JavaScript Enlightenment - Reviewed


A couple of weeks ago a copy of Cody Lindley's JavaScript Enlightenment book made it onto my desk and I approached it with a good degree of skepticism. With the plethora of JavaScript books already in print, why would we need another? Helped somewhat by the books unintimidating length I dove into the first chapter and before I knew it, I was half way through. Much to my surprise, the book managed to provide a fresh perspective on a well-covered topic and was actually enjoyable to read.

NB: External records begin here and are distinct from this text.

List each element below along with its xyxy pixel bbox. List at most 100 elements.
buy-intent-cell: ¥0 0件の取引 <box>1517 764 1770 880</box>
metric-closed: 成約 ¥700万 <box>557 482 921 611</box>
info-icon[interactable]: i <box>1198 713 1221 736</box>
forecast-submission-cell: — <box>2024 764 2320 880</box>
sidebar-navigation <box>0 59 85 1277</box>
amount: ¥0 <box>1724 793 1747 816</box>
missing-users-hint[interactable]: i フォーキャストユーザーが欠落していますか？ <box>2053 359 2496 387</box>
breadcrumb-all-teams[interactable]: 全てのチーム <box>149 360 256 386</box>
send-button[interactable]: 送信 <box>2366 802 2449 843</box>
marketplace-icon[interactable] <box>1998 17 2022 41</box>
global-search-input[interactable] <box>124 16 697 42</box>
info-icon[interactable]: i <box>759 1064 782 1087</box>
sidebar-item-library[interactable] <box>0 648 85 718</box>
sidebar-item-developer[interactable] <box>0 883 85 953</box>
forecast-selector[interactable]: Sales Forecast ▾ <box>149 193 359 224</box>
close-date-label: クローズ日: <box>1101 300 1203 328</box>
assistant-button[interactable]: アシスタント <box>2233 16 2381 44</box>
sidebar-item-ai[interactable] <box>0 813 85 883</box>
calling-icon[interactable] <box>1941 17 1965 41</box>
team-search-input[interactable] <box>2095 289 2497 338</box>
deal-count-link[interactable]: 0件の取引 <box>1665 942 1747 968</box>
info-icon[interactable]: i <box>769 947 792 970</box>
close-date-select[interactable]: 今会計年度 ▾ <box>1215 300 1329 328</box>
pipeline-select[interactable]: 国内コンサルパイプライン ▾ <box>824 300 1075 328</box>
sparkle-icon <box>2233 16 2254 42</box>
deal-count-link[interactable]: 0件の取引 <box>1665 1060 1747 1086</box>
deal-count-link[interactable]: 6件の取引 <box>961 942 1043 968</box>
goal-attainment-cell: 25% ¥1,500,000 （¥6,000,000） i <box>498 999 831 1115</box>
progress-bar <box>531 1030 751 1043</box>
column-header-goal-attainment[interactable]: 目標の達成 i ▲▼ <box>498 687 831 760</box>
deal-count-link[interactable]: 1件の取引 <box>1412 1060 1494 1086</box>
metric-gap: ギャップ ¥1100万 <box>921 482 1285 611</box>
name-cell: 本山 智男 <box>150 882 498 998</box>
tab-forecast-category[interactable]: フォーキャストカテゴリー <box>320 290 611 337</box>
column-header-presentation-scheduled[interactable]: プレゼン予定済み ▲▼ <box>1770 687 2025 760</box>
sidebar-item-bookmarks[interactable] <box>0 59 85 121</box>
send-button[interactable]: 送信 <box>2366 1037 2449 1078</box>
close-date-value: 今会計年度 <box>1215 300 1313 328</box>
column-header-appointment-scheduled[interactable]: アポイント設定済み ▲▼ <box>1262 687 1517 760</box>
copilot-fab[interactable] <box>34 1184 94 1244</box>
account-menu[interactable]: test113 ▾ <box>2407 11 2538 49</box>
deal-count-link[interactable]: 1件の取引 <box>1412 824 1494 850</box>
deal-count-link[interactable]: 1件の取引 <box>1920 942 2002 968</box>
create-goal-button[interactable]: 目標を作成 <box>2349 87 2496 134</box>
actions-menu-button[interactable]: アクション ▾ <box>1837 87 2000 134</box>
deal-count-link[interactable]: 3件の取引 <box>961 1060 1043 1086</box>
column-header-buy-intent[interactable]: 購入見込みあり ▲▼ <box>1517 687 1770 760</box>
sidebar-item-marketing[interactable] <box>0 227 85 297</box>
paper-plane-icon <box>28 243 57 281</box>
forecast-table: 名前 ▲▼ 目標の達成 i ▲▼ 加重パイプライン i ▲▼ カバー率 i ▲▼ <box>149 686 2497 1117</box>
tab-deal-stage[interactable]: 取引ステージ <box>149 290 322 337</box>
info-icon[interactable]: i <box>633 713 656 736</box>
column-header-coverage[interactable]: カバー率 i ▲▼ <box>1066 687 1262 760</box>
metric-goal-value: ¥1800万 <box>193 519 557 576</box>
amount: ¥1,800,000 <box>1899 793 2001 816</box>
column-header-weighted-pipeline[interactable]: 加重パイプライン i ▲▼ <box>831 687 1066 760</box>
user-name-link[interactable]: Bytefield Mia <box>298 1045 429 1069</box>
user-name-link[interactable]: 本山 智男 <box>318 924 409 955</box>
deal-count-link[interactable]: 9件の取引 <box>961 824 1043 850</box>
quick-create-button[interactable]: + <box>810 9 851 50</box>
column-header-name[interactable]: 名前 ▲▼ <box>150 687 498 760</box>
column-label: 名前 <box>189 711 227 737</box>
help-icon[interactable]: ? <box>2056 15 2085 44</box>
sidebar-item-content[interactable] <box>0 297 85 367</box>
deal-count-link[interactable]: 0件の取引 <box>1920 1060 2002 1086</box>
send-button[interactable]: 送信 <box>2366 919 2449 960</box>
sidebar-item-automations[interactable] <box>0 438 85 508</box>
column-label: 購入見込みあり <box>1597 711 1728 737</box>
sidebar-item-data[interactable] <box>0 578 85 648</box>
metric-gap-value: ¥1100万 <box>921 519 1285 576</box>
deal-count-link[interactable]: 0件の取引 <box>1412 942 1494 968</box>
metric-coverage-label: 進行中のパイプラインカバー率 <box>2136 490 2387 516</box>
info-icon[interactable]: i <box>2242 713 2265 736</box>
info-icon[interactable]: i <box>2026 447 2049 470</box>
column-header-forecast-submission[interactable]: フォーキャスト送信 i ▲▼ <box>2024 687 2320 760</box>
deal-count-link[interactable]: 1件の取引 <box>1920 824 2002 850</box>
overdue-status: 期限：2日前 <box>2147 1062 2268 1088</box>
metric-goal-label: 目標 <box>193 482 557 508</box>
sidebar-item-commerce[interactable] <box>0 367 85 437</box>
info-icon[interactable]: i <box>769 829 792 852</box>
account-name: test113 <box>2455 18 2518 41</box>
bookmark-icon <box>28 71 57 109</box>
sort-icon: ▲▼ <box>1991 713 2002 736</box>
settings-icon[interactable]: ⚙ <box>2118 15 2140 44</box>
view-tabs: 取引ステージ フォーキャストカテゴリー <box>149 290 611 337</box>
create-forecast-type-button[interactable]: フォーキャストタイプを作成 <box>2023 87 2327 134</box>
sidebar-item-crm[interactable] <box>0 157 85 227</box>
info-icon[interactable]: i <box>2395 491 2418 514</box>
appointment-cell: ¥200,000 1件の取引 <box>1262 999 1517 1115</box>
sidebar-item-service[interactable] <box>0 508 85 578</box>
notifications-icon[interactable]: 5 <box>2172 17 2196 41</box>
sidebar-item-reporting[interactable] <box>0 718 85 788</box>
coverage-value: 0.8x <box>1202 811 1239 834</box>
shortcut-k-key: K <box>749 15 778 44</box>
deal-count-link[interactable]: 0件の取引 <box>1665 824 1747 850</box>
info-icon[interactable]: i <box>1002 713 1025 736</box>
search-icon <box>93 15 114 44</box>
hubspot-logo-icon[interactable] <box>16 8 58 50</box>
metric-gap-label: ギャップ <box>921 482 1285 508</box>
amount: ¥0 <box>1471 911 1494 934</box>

Although the author states from the outset that the book is not intended for JavaScript neophytes, I somewhat disagree. While I agree that it's not for those new to programming in general, I believe that it would serve as a good introduction to the JavaScript language. Most step-by-step guides provide a high level and broad overview of JavaScript topics in order to accelerate the process by which you can write something concrete. JS Enlightenment does a good job of presenting often confusing concepts in a clear and simple manner that would make future reading more effective and increase the depth of learning. It achieves a good deal of its clarity through a copious use of well documented examples that are simple to understand but provide a great deal of insight into the language. For those already familiar with JavaScript, there's still a lot of value to be had from this book and will serve as an excellent reference if something should slip your mind.

JS Enlightenment serves up one of the clearest treatments of the prototype chain that I've seen to date, and while it leaves out complex inheritance examples, it leaves you with a strong foundation to pursue more advanced concepts through further reading. Some other topics the book is especially good at explaining include:

  • The various forms of object construction, the constructor property and the use of typeof and instancof
  • Primitive values and object conversion during use as well as object literals
  • Complex object storage and comparison
  • Scope principles and prototype chain lookup
  • Function passing and invocation, the arguments property and basic closures
  • How "this" works and how to achieve the desired object context through call and apply

All this being said, it's by no means a complete treatment on writing JavaScript applications, but the author never intended it to be. Much like a good web application, this book is good precisely because of what it leaves out. It never pretends to be more than it is and delivers on its mission of providing “a short and digestible summary of the ECMA-262, Edition 3 specification, focused on the nature of objects in JavaScript”. When paired with a more "how-to" style book like JavaScript The Good Parts, or Eloquent JavaScript, a reader will achieve a greater breadth and depth of knowledge then if left to those books alone. Unless you're a JavaScript expert, I would encourage you to pick up a copy of the book here and prepare to be enlightened.